Bryan Donald-DeVoe Schumann (June 11, 1985 - ) is an American composer who was born and raised in the small town of Pine City, Minnesota. He received a B.A. Music degree from Augsburg College in 2007, where he studied composition with Carol Barnett and Vladan Milenkovic.
Schumann often uses visualization and imagery as inspiration for musical compositions. In his orchestral work, Bird Toy, the musical themes and formal sections where inspired by his cat Siegfried chasing a noise-making bird toy around his apartment. Schumann shares the same philosophy as the great Duke Ellington when he said, “If it sounds good, it is good”.
In the last three years Schumann has been commissioned to compose two new works: one for concert band and one for orchestra. His recent compositions include a sonata for trumpet and piano, a set of ten folk songs, a short piece for solo piano, and a transcription of the piano piece for brass quintet. In addition, his works have been performed locally, nationally, and internationally.
On June 26th, 2010, Schumann’s five movement brass quintet was performed at his wedding ceremony as a present to his bride, Kate Schumann.
In addition to composing music, Schumann operates Beznau Publishing, a multi-functional, music engraving studio, artist marketing and promotions agency, and online music shop.

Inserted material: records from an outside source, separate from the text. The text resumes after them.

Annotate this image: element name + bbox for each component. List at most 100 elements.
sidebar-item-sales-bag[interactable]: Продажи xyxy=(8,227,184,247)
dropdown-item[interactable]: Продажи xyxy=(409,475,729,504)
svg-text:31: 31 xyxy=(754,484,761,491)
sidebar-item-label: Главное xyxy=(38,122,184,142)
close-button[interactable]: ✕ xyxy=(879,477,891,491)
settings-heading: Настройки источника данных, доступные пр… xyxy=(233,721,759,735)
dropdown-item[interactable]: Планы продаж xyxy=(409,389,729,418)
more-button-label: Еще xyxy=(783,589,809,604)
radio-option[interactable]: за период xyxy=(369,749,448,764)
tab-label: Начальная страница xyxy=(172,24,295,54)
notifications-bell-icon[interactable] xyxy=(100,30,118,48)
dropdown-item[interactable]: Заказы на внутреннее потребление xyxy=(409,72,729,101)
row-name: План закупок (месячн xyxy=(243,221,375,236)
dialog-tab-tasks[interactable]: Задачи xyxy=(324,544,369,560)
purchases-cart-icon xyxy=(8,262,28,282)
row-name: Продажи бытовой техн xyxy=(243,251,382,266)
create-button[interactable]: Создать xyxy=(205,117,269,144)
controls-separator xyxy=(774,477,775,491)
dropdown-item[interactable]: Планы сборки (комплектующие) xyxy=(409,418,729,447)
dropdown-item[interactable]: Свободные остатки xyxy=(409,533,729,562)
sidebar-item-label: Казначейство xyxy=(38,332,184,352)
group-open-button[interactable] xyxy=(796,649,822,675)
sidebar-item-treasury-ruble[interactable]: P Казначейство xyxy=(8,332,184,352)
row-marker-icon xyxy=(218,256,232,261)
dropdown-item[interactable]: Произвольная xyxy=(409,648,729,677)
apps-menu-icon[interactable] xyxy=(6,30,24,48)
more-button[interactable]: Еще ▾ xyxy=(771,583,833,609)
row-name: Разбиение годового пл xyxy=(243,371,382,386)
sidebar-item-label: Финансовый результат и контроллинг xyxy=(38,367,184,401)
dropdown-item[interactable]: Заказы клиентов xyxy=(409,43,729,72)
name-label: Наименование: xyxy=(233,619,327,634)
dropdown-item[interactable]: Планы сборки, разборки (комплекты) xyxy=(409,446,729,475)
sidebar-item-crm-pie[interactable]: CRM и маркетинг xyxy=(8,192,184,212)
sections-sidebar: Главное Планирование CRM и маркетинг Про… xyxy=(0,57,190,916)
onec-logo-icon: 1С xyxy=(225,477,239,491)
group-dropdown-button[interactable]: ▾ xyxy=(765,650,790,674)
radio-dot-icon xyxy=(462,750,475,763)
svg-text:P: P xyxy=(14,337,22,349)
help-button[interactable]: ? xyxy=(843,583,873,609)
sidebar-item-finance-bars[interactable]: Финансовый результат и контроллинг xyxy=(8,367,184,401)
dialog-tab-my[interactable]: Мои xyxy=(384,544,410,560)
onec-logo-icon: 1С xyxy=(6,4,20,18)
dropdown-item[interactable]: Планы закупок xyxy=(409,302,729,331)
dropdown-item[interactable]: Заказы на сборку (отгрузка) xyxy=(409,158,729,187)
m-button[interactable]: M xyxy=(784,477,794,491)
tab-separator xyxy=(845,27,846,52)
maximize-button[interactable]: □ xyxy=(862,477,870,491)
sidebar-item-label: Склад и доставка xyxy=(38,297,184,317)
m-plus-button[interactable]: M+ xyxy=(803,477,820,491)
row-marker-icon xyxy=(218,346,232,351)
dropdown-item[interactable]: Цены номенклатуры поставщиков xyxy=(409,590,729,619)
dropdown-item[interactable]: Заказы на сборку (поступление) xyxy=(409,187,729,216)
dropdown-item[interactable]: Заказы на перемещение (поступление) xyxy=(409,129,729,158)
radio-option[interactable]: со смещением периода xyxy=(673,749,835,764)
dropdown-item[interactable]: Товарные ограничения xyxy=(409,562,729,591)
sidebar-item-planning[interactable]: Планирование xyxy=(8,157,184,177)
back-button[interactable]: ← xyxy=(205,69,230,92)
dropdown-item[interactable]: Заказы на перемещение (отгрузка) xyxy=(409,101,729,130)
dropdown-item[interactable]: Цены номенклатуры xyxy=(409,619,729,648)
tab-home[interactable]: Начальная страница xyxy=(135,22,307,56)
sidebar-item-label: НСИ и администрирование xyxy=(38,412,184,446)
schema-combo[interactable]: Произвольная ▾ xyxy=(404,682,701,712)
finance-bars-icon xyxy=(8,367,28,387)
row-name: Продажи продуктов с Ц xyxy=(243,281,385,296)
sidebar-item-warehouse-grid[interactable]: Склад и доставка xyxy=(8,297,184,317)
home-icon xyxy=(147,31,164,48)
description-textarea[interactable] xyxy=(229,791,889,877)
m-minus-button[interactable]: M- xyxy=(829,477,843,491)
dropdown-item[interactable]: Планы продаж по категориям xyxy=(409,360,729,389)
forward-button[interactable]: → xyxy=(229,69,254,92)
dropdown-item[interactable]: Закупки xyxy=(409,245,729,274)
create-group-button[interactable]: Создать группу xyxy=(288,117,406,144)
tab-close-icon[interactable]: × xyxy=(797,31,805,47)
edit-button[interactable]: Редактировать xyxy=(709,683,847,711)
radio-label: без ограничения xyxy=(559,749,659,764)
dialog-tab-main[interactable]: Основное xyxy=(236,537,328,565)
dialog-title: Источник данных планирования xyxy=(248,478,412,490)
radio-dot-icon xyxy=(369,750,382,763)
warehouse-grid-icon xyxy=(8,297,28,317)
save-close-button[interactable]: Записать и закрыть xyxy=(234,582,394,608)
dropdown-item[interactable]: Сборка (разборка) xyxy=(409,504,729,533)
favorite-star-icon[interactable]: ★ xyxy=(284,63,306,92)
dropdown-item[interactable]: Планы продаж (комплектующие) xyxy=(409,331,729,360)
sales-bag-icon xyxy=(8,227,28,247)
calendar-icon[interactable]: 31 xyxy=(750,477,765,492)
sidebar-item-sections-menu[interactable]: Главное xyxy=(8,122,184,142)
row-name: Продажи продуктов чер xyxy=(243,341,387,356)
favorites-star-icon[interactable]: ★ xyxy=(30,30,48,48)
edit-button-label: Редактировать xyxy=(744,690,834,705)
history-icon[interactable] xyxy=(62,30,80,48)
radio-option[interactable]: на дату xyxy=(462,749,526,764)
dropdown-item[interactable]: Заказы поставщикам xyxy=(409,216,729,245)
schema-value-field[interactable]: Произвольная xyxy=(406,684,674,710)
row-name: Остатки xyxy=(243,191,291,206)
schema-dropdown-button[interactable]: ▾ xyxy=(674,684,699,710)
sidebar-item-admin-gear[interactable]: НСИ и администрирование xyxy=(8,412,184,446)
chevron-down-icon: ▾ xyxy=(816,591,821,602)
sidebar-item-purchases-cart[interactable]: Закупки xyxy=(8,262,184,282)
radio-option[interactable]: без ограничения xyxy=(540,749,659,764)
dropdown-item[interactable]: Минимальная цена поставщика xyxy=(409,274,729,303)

I share the same philosophy as the great Duke Ellington when he said, “If it sounds good, it is good”. When composing, I combine my strong roots in jazz, rock, and pop with my training in classical styles and forms. I like to use lyrical, often pentatonic melodies accompanied by dense jazz harmonies and pulsating rhythms. Some techniques I often use while composing are melody in canon, planing chords, Klangfarbenmelodie, and rhythmic modulation. I often keep a classical form in mind as a rough guideline, but allow for organic growth and development of the form when the material demands it. I am always trying to create something more interesting and exciting than before. My goal is to keep the audience on the edge of their seats and actually listening, not just hearing.